Ya en la torre eligió la mejor posición desde donde controlar todo el perímetro procesional y tras abrir el maletín, montó el subfusil, le acopló la mira telescópica y un silenciador, e introdujo un cargador. Dejó la pistola a mano por si algún inoportuno miembro de la parroquia asomaba por allí. Al ver el cañón del arma apuntándolo saldría corriendo sin más, no tendría siquiera que disparar al aire. El aire. El aire de Valladolid estaba impregnado del olor de la cera de las antorchas de los cofrades, de incienso y del sudor de los penitentes que llevaban horas procesionando de un lado a otro, algunos de ellos cargando pesadas cruces de madera.
Escuchó las cornetas y los tambores que indicaban que se acercaba la procesión más famosa de la ciudad y se dispuso a elegir los blancos oportunos.
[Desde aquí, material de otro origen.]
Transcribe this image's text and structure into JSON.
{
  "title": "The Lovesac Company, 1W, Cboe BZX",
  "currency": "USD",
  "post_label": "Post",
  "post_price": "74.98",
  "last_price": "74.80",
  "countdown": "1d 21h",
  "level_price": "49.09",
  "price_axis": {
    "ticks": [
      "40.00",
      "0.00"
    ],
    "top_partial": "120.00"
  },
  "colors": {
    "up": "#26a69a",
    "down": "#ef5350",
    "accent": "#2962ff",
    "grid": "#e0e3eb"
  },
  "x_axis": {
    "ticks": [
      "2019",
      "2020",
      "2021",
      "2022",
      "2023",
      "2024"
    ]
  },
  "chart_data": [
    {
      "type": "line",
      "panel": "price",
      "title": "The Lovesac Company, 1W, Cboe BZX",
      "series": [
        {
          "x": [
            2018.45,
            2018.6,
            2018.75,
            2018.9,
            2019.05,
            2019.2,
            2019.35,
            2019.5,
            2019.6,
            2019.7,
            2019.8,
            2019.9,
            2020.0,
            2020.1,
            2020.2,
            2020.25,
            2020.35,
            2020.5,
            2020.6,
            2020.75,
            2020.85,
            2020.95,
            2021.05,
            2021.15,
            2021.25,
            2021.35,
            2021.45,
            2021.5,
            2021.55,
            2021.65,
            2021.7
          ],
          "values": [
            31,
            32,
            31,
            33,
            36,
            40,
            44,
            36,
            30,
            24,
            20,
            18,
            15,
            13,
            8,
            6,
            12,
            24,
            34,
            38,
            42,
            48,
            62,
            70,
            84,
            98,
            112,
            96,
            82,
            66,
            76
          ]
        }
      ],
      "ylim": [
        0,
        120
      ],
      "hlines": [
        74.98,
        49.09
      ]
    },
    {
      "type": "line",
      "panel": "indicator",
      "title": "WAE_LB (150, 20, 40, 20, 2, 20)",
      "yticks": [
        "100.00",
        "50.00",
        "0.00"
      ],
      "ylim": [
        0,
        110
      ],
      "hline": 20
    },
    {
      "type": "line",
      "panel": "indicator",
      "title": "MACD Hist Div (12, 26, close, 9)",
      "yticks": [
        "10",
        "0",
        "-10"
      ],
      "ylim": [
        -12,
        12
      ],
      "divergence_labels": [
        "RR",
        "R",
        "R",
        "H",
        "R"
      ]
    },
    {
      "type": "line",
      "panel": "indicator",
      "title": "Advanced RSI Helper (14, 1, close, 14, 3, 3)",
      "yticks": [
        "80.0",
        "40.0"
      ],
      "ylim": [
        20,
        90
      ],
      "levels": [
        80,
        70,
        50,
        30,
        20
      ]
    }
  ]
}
Esperó pacientemente a que se acercase hasta la puerta de la catedral y cuando vio reunidos varios pasos penitenciales de la impresionante imaginería de los mejores escultores de la historia del arte español, abrió fuego.
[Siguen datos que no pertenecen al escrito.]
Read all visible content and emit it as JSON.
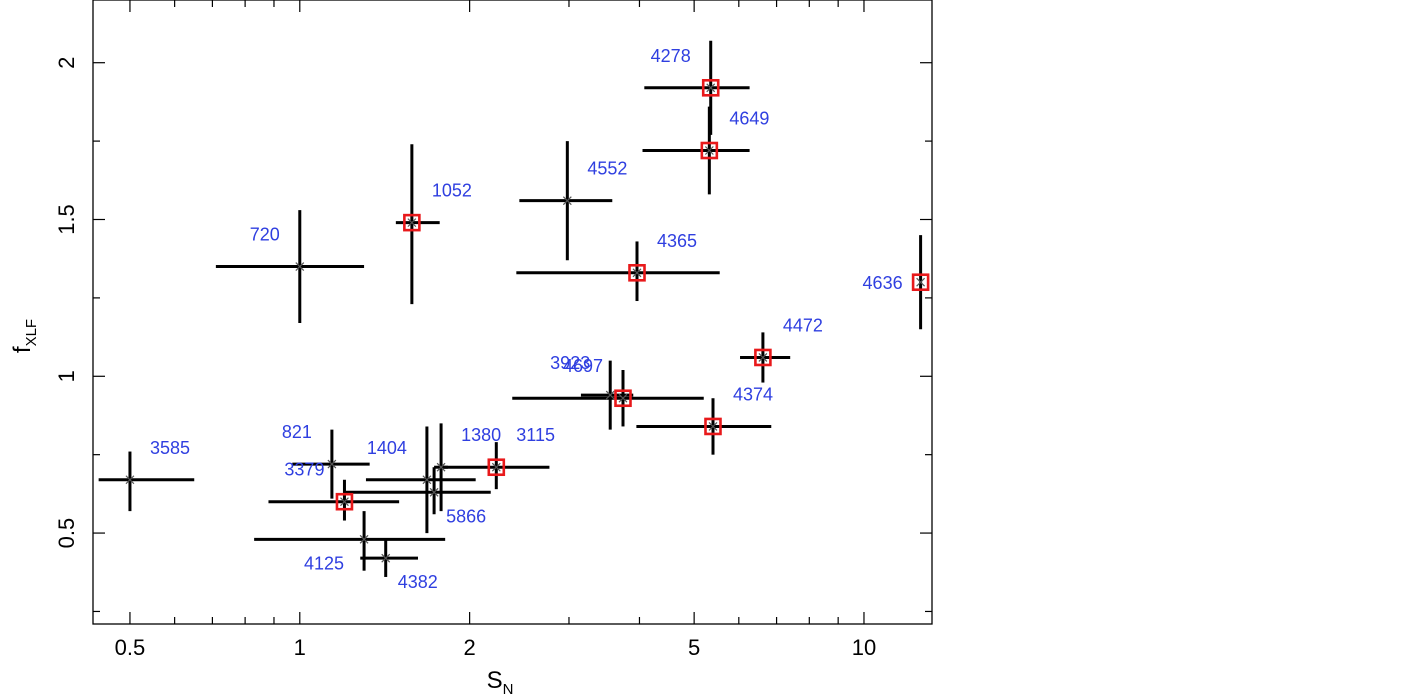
{
  "chart_data": {
    "type": "scatter",
    "xscale": "log",
    "xlim": [
      0.43,
      13.2
    ],
    "ylim": [
      0.21,
      2.2
    ],
    "xlabel": "S",
    "xlabel_sub": "N",
    "ylabel": "f",
    "ylabel_sub": "XLF",
    "xticks": [
      {
        "value": 0.5,
        "label": "0.5"
      },
      {
        "value": 1,
        "label": "1"
      },
      {
        "value": 2,
        "label": "2"
      },
      {
        "value": 5,
        "label": "5"
      },
      {
        "value": 10,
        "label": "10"
      }
    ],
    "yticks": [
      {
        "value": 0.5,
        "label": "0.5"
      },
      {
        "value": 1,
        "label": "1"
      },
      {
        "value": 1.5,
        "label": "1.5"
      },
      {
        "value": 2,
        "label": "2"
      }
    ],
    "marker_color": "#e8191b",
    "label_color": "#2f3fe0",
    "points": [
      {
        "label": "4278",
        "x": 5.35,
        "y": 1.92,
        "xlo": 4.08,
        "xhi": 6.27,
        "ylo": 1.77,
        "yhi": 2.07,
        "highlight": true,
        "label_pos": "upper-left"
      },
      {
        "label": "4649",
        "x": 5.32,
        "y": 1.72,
        "xlo": 4.05,
        "xhi": 6.27,
        "ylo": 1.58,
        "yhi": 1.86,
        "highlight": true,
        "label_pos": "upper-right"
      },
      {
        "label": "4552",
        "x": 2.98,
        "y": 1.56,
        "xlo": 2.45,
        "xhi": 3.58,
        "ylo": 1.37,
        "yhi": 1.75,
        "highlight": false,
        "label_pos": "upper-right"
      },
      {
        "label": "1052",
        "x": 1.58,
        "y": 1.49,
        "xlo": 1.48,
        "xhi": 1.77,
        "ylo": 1.23,
        "yhi": 1.74,
        "highlight": true,
        "label_pos": "upper-right"
      },
      {
        "label": "720",
        "x": 1.0,
        "y": 1.35,
        "xlo": 0.71,
        "xhi": 1.3,
        "ylo": 1.17,
        "yhi": 1.53,
        "highlight": false,
        "label_pos": "upper-left"
      },
      {
        "label": "4365",
        "x": 3.96,
        "y": 1.33,
        "xlo": 2.42,
        "xhi": 5.55,
        "ylo": 1.24,
        "yhi": 1.43,
        "highlight": true,
        "label_pos": "upper-right"
      },
      {
        "label": "4636",
        "x": 12.6,
        "y": 1.3,
        "xlo": 12.6,
        "xhi": 12.6,
        "ylo": 1.15,
        "yhi": 1.45,
        "highlight": true,
        "label_pos": "left"
      },
      {
        "label": "4472",
        "x": 6.62,
        "y": 1.06,
        "xlo": 6.03,
        "xhi": 7.4,
        "ylo": 0.98,
        "yhi": 1.14,
        "highlight": true,
        "label_pos": "upper-right"
      },
      {
        "label": "3923",
        "x": 3.55,
        "y": 0.94,
        "xlo": 3.15,
        "xhi": 3.9,
        "ylo": 0.83,
        "yhi": 1.05,
        "highlight": false,
        "label_pos": "upper-left"
      },
      {
        "label": "4697",
        "x": 3.74,
        "y": 0.93,
        "xlo": 2.38,
        "xhi": 5.2,
        "ylo": 0.84,
        "yhi": 1.02,
        "highlight": true,
        "label_pos": "upper-left"
      },
      {
        "label": "4374",
        "x": 5.4,
        "y": 0.84,
        "xlo": 3.95,
        "xhi": 6.85,
        "ylo": 0.75,
        "yhi": 0.93,
        "highlight": true,
        "label_pos": "upper-right"
      },
      {
        "label": "3115",
        "x": 2.23,
        "y": 0.71,
        "xlo": 1.77,
        "xhi": 2.77,
        "ylo": 0.64,
        "yhi": 0.79,
        "highlight": true,
        "label_pos": "upper-right"
      },
      {
        "label": "1380",
        "x": 1.78,
        "y": 0.71,
        "xlo": 1.73,
        "xhi": 1.83,
        "ylo": 0.57,
        "yhi": 0.85,
        "highlight": false,
        "label_pos": "upper-right"
      },
      {
        "label": "821",
        "x": 1.14,
        "y": 0.72,
        "xlo": 0.97,
        "xhi": 1.33,
        "ylo": 0.61,
        "yhi": 0.83,
        "highlight": false,
        "label_pos": "upper-left"
      },
      {
        "label": "1404",
        "x": 1.68,
        "y": 0.67,
        "xlo": 1.31,
        "xhi": 2.05,
        "ylo": 0.5,
        "yhi": 0.84,
        "highlight": false,
        "label_pos": "upper-left"
      },
      {
        "label": "5866",
        "x": 1.73,
        "y": 0.63,
        "xlo": 1.2,
        "xhi": 2.18,
        "ylo": 0.56,
        "yhi": 0.71,
        "highlight": false,
        "label_pos": "lower-right"
      },
      {
        "label": "3585",
        "x": 0.5,
        "y": 0.67,
        "xlo": 0.44,
        "xhi": 0.65,
        "ylo": 0.57,
        "yhi": 0.76,
        "highlight": false,
        "label_pos": "upper-right"
      },
      {
        "label": "3379",
        "x": 1.2,
        "y": 0.6,
        "xlo": 0.88,
        "xhi": 1.5,
        "ylo": 0.54,
        "yhi": 0.67,
        "highlight": true,
        "label_pos": "upper-left"
      },
      {
        "label": "4125",
        "x": 1.3,
        "y": 0.48,
        "xlo": 0.83,
        "xhi": 1.81,
        "ylo": 0.38,
        "yhi": 0.57,
        "highlight": false,
        "label_pos": "lower-left"
      },
      {
        "label": "4382",
        "x": 1.42,
        "y": 0.42,
        "xlo": 1.28,
        "xhi": 1.62,
        "ylo": 0.36,
        "yhi": 0.48,
        "highlight": false,
        "label_pos": "lower-right"
      }
    ]
  }
}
La muchedumbre asistió sorprendida al espectáculo de ver como una a una, volaban las luces que iluminaban los pasos. Nadie podía explicarse que estaba sucediendo y algunos pensaron que simplemente estallaban las bombillas por el exceso de potencia o por el contraste entre la gélida temperatura de aquella noche y el calor animal generado por la enfervorecida, curiosa y devota multitud.
Una vez hubo eliminado todos los blancos y se hubo demostrado a si mismo que tenía el poder para derribar a cuanta persona había convertido en un desastre su vida, apoyó el cañón de la automática en su sien y sonriendo y sabiéndose completamente recuperado e incapaz de arrebatar una vida humana, por muy miserable que fuera y por mucho que mereciera la muerte, apretó el gatillo y le dio carpetazo también a una existencia excesivamente compleja y triste.
La prensa divagó teorizando, hipotetizando y tratando de explicar al publico que fue lo que llevó a aquel misterioso tirador a terminar con su propia vida de aquella forma tan teatral. No se encontró junto a su cuerpo carta de despedida, ni tan siquiera hallaron post en redes sociales anunciando sus intenciones, ni la más mínima pista en la que se pudiera adivinar o intuir el deseo de morir. Y es que lo que nadie supo nunca fue que morir se había convertido en la única salida a una vida sin ella. Que Marcos sabía que al apretar el gatillo terminaría con su desgraciada envoltura mortal, pero que regresaría con otro cuerpo, con otro nombre, con otras circunstancias y volvería a encontrarla y la reconocería en otro cuerpo, en otro nombre, en otras circunstancias. Y quizás en la próxima reencarnación por fin el destino los permitiera ser felices juntos. Y entonces ya no querría morir nunca más.